OTTAWA (Reuters) - An outbreak of swine flu in Ontario, Canada’s most populous province, would not be as serious as the 2003 SARS epidemic, in part because authorities have been preparing for decades to fight widespread influenza, a senior provincial medical official said on Friday.
Dr. Michael Gardam, director of infectious disease prevention and control at Ontario’s public health agency, said in an interview with the Canadian Broadcasting Corporation that the swine flu was sensitive to anti-viral drugs.
A deadly swine flu has broken out in Mexico, killing at least 16 people and raising fears of an epidemic. The virus has been linked to a new kind of swine flu contracted by seven people in California and Texas, which border Mexico.
The Geneva-based U.N. agency WHO said it was in daily contact with U.S., Canadian and Mexican authorities and had activated its command and control center for acute public health events.
Thousands of Canadians take Mexican vacations every year.
A spokesman for the public health authority in Toronto, Ontario -- Canada’s largest city -- said there had been no reported cases so far.
The 2003 outbreak of severe acute respiratory syndrome, or SARS, killed 44 people in Canada, the highest death toll outside of Asia. Most of those killed lived in Ontario, which is home to about 13 million people.
“Influenza is different from SARS. Unlike SARS, where we really didn’t know what we were dealing with, influenza is something that we have spent literally years, if not decades, planning for,” Gardam said.
“We’ve been doing a lot of work in this country preparing people for something like this,” he told the CBC.
Preparations included stockpiling anti-viral drugs as well as warning people to wash their hands frequently and to cover their nose and mouth when coughing or sneezing.

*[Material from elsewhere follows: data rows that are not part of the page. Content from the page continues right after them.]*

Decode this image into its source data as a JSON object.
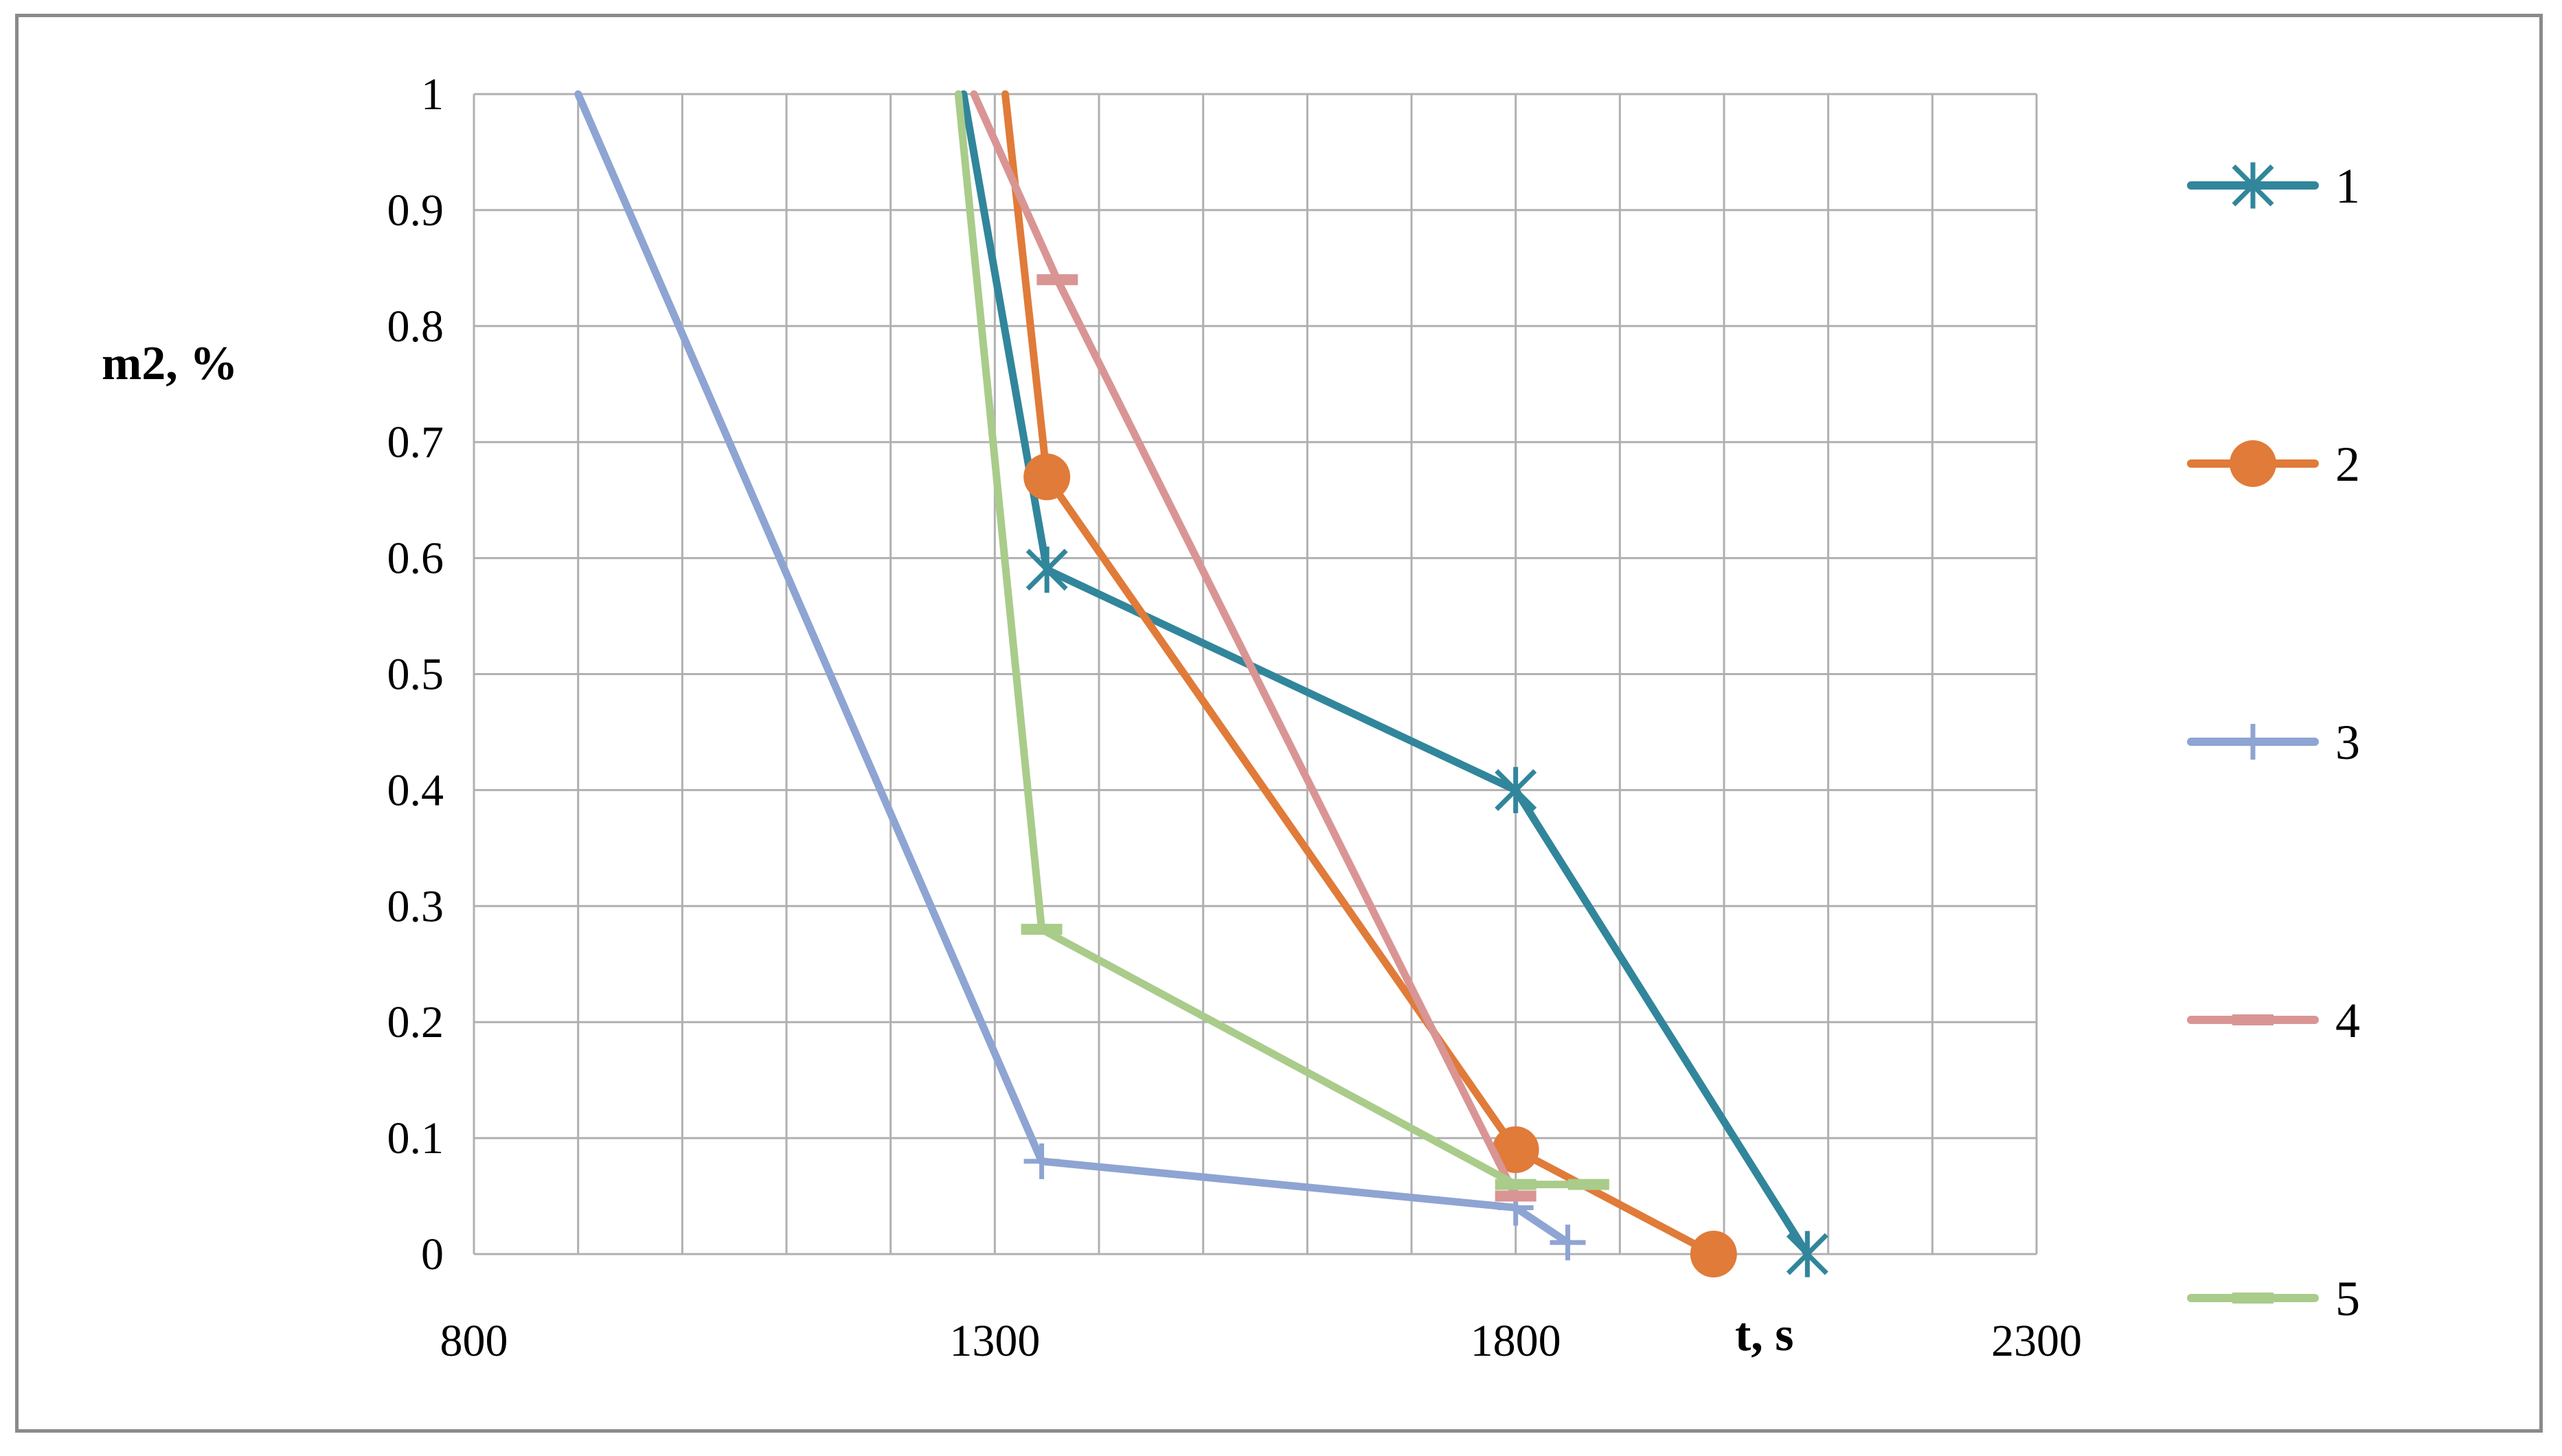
{
  "chart_data": {
    "type": "line",
    "title": "",
    "xlabel": "t, s",
    "ylabel": "m2, %",
    "xlim": [
      800,
      2300
    ],
    "ylim": [
      0,
      1
    ],
    "x_ticks": [
      "800",
      "1300",
      "1800",
      "2300"
    ],
    "y_ticks": [
      "0",
      "0.1",
      "0.2",
      "0.3",
      "0.4",
      "0.5",
      "0.6",
      "0.7",
      "0.8",
      "0.9",
      "1"
    ],
    "grid": true,
    "legend_position": "right",
    "series": [
      {
        "name": "1",
        "color": "#31869B",
        "marker": "asterisk",
        "x": [
          1270,
          1350,
          1800,
          2080
        ],
        "y": [
          1.0,
          0.59,
          0.4,
          0.0
        ]
      },
      {
        "name": "2",
        "color": "#E07B39",
        "marker": "circle",
        "x": [
          1310,
          1350,
          1800,
          1990
        ],
        "y": [
          1.0,
          0.67,
          0.09,
          0.0
        ]
      },
      {
        "name": "3",
        "color": "#8EA4D2",
        "marker": "plus",
        "x": [
          900,
          1345,
          1800,
          1850
        ],
        "y": [
          1.0,
          0.08,
          0.04,
          0.01
        ]
      },
      {
        "name": "4",
        "color": "#D99594",
        "marker": "dash",
        "x": [
          1280,
          1360,
          1800
        ],
        "y": [
          1.0,
          0.84,
          0.05
        ]
      },
      {
        "name": "5",
        "color": "#A9CC8A",
        "marker": "dash",
        "x": [
          1265,
          1345,
          1800,
          1870
        ],
        "y": [
          1.0,
          0.28,
          0.06,
          0.06
        ]
      }
    ]
  }
}
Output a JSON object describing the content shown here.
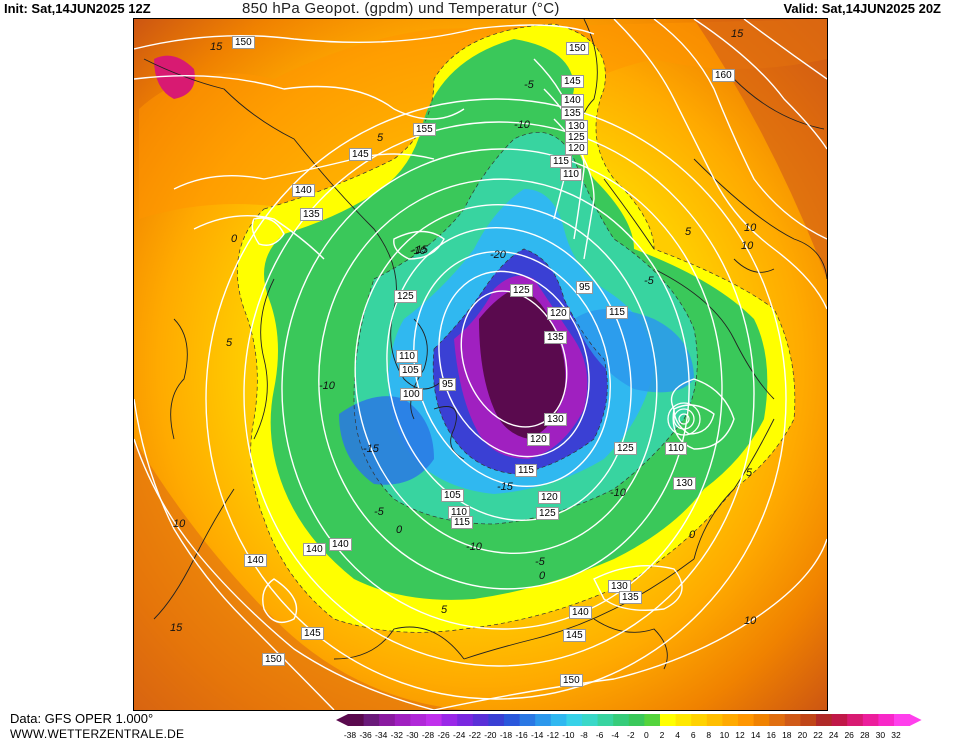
{
  "header": {
    "init": "Init: Sat,14JUN2025 12Z",
    "title": "850 hPa Geopot. (gpdm) und Temperatur (°C)",
    "valid": "Valid: Sat,14JUN2025 20Z"
  },
  "footer": {
    "data_source": "Data: GFS OPER 1.000°",
    "site": "WWW.WETTERZENTRALE.DE"
  },
  "legend": {
    "ticks": [
      "-38",
      "-36",
      "-34",
      "-32",
      "-30",
      "-28",
      "-26",
      "-24",
      "-22",
      "-20",
      "-18",
      "-16",
      "-14",
      "-12",
      "-10",
      "-8",
      "-6",
      "-4",
      "-2",
      "0",
      "2",
      "4",
      "6",
      "8",
      "10",
      "12",
      "14",
      "16",
      "18",
      "20",
      "22",
      "24",
      "26",
      "28",
      "30",
      "32"
    ],
    "colors": [
      "#5a0a4e",
      "#6a1a7a",
      "#8a1aa0",
      "#a020c0",
      "#b028d8",
      "#c030ec",
      "#9a28e8",
      "#7a28e0",
      "#5a30d8",
      "#3a40d4",
      "#2a58dc",
      "#2a78e4",
      "#2c98ec",
      "#30b8f0",
      "#38d2e8",
      "#3ad8c8",
      "#38d4a0",
      "#36cc7a",
      "#3ac85a",
      "#54d43c",
      "#ffff00",
      "#ffe800",
      "#ffd200",
      "#ffbe00",
      "#ffaa00",
      "#ff9600",
      "#f08200",
      "#e06e10",
      "#d05a18",
      "#c04618",
      "#b02a28",
      "#c01848",
      "#d81a72",
      "#ec1e9c",
      "#f828c8",
      "#ff40ec"
    ]
  },
  "map": {
    "geopotential_labels": [
      "150",
      "150",
      "160",
      "145",
      "140",
      "135",
      "130",
      "125",
      "120",
      "155",
      "145",
      "140",
      "135",
      "115",
      "110",
      "125",
      "125",
      "95",
      "135",
      "120",
      "115",
      "110",
      "105",
      "95",
      "100",
      "130",
      "120",
      "125",
      "110",
      "115",
      "130",
      "120",
      "125",
      "105",
      "110",
      "115",
      "140",
      "140",
      "140",
      "130",
      "135",
      "140",
      "145",
      "145",
      "150",
      "150"
    ],
    "temperature_labels": [
      "15",
      "5",
      "-5",
      "-10",
      "-15",
      "-20",
      "10",
      "-10",
      "5",
      "0",
      "-5",
      "-10",
      "-15",
      "10",
      "5",
      "0",
      "-10",
      "-5",
      "0",
      "5",
      "10",
      "15",
      "-15",
      "-10",
      "-5",
      "0",
      "5",
      "10",
      "15"
    ]
  },
  "colors": {
    "isohypse": "#ffffff",
    "coastline": "#222222",
    "frame": "#000000"
  }
}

“This particular virus is actually sensitive to the anti-viral drugs that people have been stockpiling over the last several years,” he said.
Gardam said flu viruses mutated constantly and that the swine flu was another mutation.
“A virus like this might have the potential to spread more widely that the usual flu viruses. It doesn‘t, however, mean that it will necessarily be more dangerous than your regular flu viruses,” he said.
He added: “We’re not treating this like SARS at this point, where we’re telling people to be quarantined or isolated,” he said.
Gardam said that if there were an increase in flu cases in Canada, they would most likely be linked to Mexico and the United States.